La réalisatrice française de Beau Travail suit une jeune journaliste et prostituée américaine (Margaret Qualley) coincée au Nicaragua en pleine pandémie, entre hôtels et bars. Trish rencontre un anglais séduisant avec lequel elle va tromper l’ennui, faire l’amour, boire beaucoup, danser au son des Tindersticks, fuir si c’est possible. Le tout dans une atmosphère d’espionnage moite, que Claire Denis rend immédiatement palpable. Stars At Noon ne fait pas partie des plus grands films de la cinéaste, mais sa petite musique sensuelle et décidée, à l’image de son héroïne, s’ancre en nous longtemps après la projection. Comme elle, le film colle littéralement à la peau. L’accueil tiède réservé par les festivaliers probablement en manque de sommeil – certains criant même au navet – pose question. Pourquoi un tel besoin de scénario ? Les films de chambre sont parfois les plus émouvants.

Margaret Qualley dans “Stars At Noon” de Claire Denis

Avec des moyens de cinéma encore plus minimalistes (des plans à l’élégance feutrée plutôt qu’une caméra chaloupée), Showing Up de Kelly Reichardt produit un effet de persistance similaire. On y pense longtemps après l’avoir vu. Et pourtant, le film de la grande cinéaste américaine a parfois l’air de rien. Une artiste (Michelle Williams, d’une sobriété exemplaire) y passe des journées rythmées par diverses obligations, sans exprimer beaucoup d’émotions. Elle n’a pas de mec et une famille plutôt boulet. Pour une expo à venir, Lizzy travaille des pièces inspirées de corps féminins, d’apparence fragile. Un jour, elle récupère un pigeon que son chat a blessé et quelque chose dévisse, dans le bon sens du terme. Cette héroïne sans qualités retisse peu à peu la toile de sa liberté – à moins que ce ne soit notre perception qui change. Showing Up, comme les œuvres de Lizzie, se révèle plus solide et pertinent qu’il n’avait pu le laisser croire.

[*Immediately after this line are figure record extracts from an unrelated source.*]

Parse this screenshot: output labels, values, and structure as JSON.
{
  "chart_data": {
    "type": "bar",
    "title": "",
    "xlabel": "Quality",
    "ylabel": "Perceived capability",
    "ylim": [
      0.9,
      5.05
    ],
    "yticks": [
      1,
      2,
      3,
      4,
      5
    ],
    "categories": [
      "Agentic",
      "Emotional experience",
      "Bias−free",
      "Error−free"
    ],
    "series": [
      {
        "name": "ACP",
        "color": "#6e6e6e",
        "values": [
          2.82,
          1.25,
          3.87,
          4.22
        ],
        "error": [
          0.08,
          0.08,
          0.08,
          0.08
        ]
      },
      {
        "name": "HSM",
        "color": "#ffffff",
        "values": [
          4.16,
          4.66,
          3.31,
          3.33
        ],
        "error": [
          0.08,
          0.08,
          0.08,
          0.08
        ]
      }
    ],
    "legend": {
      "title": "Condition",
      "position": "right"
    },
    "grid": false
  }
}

La septuagénaire Claire Denis et la quinqua Kelly Reichardt travaillent une exigence de cinéma qui vient du même lieu : l’idée toute simple qu’un film documente l’histoire d’un rapport entre une personne qui regarde et une autre qui est regardée. Il nous appartient ensuite de faire fructifier ce lien, d’en toucher les bords fantasmatiques. Avec cette logique, les réalisatrices forment logiquement des duos imparables avec leurs comédiennes. Dans Stars At Noon, Margaret Qualley, fille d’Andy McDowell vue dans Once Upon A Time in Hollywood de Quentin Tarantino et la série The Leftovers, affirme sa totale liberté avec un personnage souvent insaisissable, agaçant et fantasque. Michelle Williams tourne quant à elle pour la quatrième fois avec Kelly Reichardt après Wendy et Lucy (2008), La Dernière piste (2011) et le chef d’œuvre Certaines femmes (2016). Les carcans de la séduction, au sens classique et masculin du terme, lui paraissent ici totalement étrangers. La star joue d’un certain effacement en symbiose avec son personnage. C’est captivant et paradoxalement, brûlant de vitalité. 

 

Stars at Noon de Claire Denis et Showing Up de Kelly Reichardt. En compétition. Prochainement en salles.